Schön Klinik Lorsch diskutiert Auswirkungen des KHAG mit Staatsminister

Orthopädische Fachklinik warnt vor Fehlsteuerungen durch Einordnung in die allgemeinchirurgische Leistungsgruppe

Anfang Januar hat die Schön Klinik Lorsch hochrangigen politischen Besuch empfangen. Dr. Michael Meister, Staatsminister für Bund-Länder-Zusammenarbeit, informierte sich vor Ort über die möglichen Auswirkungen des Krankenhausreform-Anpassungsgesetzes (KHAG) auf orthopädische Fachkliniken. Gastgeber waren Marcus Sommer, Regionalgeschäftsführer Süd der Schön Klinik Gruppe, sowie Martin Wiesel, Klinikgeschäftsführer der Schön Klinik Lorsch.

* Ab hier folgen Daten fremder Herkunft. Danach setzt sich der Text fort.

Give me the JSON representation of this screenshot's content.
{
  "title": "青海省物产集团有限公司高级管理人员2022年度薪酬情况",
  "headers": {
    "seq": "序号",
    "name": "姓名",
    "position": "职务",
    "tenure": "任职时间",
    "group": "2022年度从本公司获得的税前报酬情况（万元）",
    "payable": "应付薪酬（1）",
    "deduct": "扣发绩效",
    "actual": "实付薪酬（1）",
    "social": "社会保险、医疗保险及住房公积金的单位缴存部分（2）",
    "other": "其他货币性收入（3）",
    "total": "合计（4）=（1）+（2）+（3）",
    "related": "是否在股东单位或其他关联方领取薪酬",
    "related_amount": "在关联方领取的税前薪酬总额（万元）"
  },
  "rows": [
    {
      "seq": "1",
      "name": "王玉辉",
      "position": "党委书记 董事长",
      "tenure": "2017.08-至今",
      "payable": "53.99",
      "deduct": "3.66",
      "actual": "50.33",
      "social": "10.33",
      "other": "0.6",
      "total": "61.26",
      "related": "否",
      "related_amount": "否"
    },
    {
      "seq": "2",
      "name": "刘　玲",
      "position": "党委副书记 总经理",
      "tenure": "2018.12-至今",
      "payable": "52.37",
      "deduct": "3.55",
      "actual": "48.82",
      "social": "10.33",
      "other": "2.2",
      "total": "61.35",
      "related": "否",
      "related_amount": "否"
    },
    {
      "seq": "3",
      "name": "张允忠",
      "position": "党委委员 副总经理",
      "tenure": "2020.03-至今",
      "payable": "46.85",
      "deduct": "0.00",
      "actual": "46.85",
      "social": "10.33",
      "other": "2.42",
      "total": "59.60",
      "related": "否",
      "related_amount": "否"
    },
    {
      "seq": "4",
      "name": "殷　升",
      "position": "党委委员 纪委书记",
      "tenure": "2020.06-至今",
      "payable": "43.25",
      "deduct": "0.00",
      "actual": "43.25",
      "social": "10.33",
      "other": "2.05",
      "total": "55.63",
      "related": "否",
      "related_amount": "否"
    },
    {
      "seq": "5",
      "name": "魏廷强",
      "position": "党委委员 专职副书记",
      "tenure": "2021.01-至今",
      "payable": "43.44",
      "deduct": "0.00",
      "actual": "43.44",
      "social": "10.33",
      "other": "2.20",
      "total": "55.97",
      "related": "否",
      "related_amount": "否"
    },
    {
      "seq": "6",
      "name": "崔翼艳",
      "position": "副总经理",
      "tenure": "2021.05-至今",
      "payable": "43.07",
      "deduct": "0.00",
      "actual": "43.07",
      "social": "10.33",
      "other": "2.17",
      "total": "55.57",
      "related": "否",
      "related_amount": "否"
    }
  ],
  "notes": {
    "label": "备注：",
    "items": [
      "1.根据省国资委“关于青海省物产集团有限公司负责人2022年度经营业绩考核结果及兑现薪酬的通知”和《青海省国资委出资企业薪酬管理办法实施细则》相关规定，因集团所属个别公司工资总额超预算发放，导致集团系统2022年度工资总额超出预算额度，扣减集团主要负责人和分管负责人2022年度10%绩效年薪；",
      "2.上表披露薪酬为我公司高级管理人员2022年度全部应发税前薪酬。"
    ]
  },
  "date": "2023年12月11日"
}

Im Mittelpunkt des fachlichen Austauschs stand die geplante Zuordnung orthopädisch-unfallchirurgischer Leistungen zur Leistungsgruppe Allgemeine Chirurgie. Aus Sicht der Klinik birgt diese Systematik erhebliche Risiken für spezialisierte Einrichtungen, die ihren Versorgungsauftrag primär im orthopädisch-unfallchirurgischen Bereich haben.

Marcus Sommer betonte, dass die Schön Klinik grundsätzlich die Zielrichtung des KHAG unterstütze. „Die grundsätzliche Idee des KHAG, die Bündelung von Basisversorgung und hochspezialisierten Eingriffen im orthopädischen und unfallchirurgischen Bereich, begrüßen wir“, so der Regionalgeschäftsführer. Zugleich äußerte er deutliche Vorbehalte gegenüber der konkreten Ausgestaltung der Leistungsgruppen: „Allerdings bewegen wir uns durch die Vorgaben der allgemeinchirurgischen Leistungsgruppe in einer orthopädischen Fachklinik in die falsche Richtung.“ Insbesondere die Personalplanung werde dadurch erheblich erschwert.

Auch Klinikgeschäftsführer Martin Wiesel machte gegenüber dem Staatsminister auf strukturelle Widersprüche aufmerksam. Die Schön Klinik Lorsch erfülle nach geltendem Recht gemäß KHVVG sämtliche Qualitätskriterien in allen beantragten Leistungsgruppen und verfüge über hohe Fallzahlen sowie eine ausgeprägte Facharztquote in Orthopädie und Unfallchirurgie. Die künftig der allgemeinen Chirurgie zugeordneten Eingriffe stellten einen relevanten Anteil des Leistungsgeschehens dar. Kritisch bewertete Wiesel insbesondere, dass „hochkomplexe orthopädische Eingriffe, wie beispielsweise Schulterendoprothesen, künftig von Fachärzten für Allgemeinchirurgie erbracht werden sollen“. Dies sei sowohl unter Aspekten der Patientensicherheit als auch der Personalgewinnung und -einsatzplanung problematisch.

Dr. Michael Meister würdigte den offenen Austausch als wichtigen Beitrag zur Weiterentwicklung der Reform. „Es ist äußerst wichtig, in die Kliniken hineinzuhören, um potenzielle Risiken des KHAG frühzeitig zu erkennen und anzugehen“, erklärte der Staatsminister. Diese Risiken müssten im Blick behalten und im kontinuierlichen Dialog mit den beteiligten Akteuren diskutiert werden. Für diesen Austausch stehe er jederzeit zur Verfügung.